Bugün yine, yeni bir gün ama değişen bir şey yok maalesef. Kalbim hala durgun, atışları yavaş ve isteksiz. Sıkıntılı bir zamandan geçiyorum, yoruluyorum, ama nehir benim olana kadar bıkmayacağım bu yolda hep devam edeceğim. Kendimi ezdirmeden hep onu sevmeye devam edeceğim, edeceğimi de biliyorum. 16-17 yaşıma kadar hayatımda ilk defa böylesine gerçekçi, böylesine dobra bir çok his hissediyorum. Bu aşka giden yolda bir çok Kez kırılıp birleşeceğimi biliyorum. Ama bu kırılmalarımın, yaralanmalarımın kalbimde büyük bi yara açmasından korkmuyorda değilim. Herşeyin hayırlısı diye diye bütün bi ömrümüzü geçireceğim artık yapıcak bişey yok. Onunla konuşmadığım her an'ı ömrümden giden ömür olarak varsayıyorum , Bir insan nasıl çaresizliğin kitabını yazar sorusuna bir cevapım sanırım..
" Ya bu yolda tüm hislerimi, yolumu,kendimi bir çırpıda kaybedeceğim.. Ya da tüm geçmişimi geride bırakıp sadece biz'i yaşayacağım.."
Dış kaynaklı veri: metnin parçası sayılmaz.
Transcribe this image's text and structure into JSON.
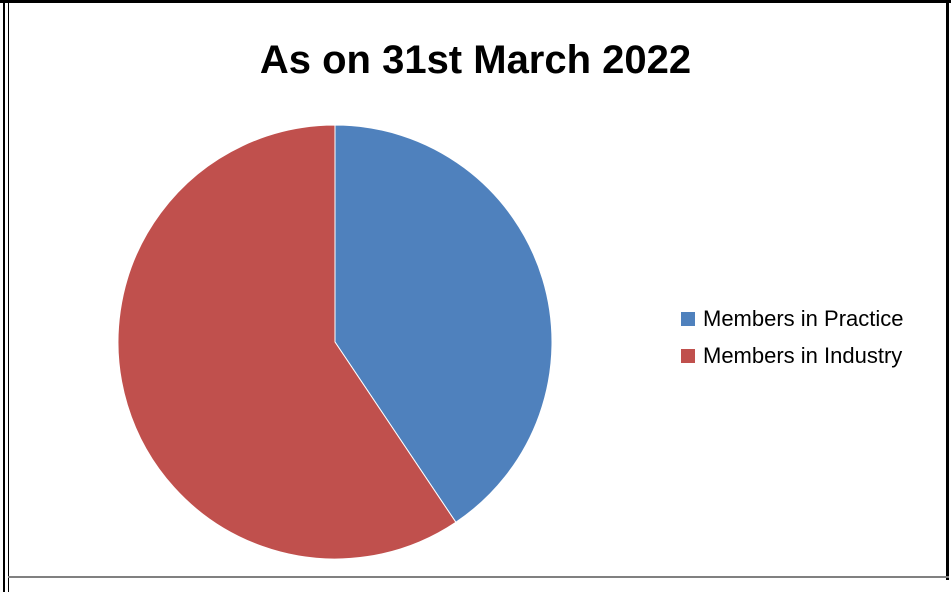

------------- 19:00 ------------
Bunalımda hissediyorum kendimi, çok canım sıkkın herşeye. Ne istediğime karar veremiyorum artık. Doğru düzgün düşünemiyorum. Bomboş bi insan gibiyim, çok değiştim hakikaten nehir hayatıma girdiği günden beri bok oldu hayatım. Çok kafayı taktım, rüyalarımda o.. Gözümü kapatıp açtığımda o.. Ne yapsam o. O yani kalbimin her atışındaki nehir diye seslenişini duyabiliyorum. Seviyorum ama söyleyemem. Beni arkadaşı olarak görüyor yaaaa söylersem Herşey mahvolabilir.. Tek korkum nehiri kaybetmek.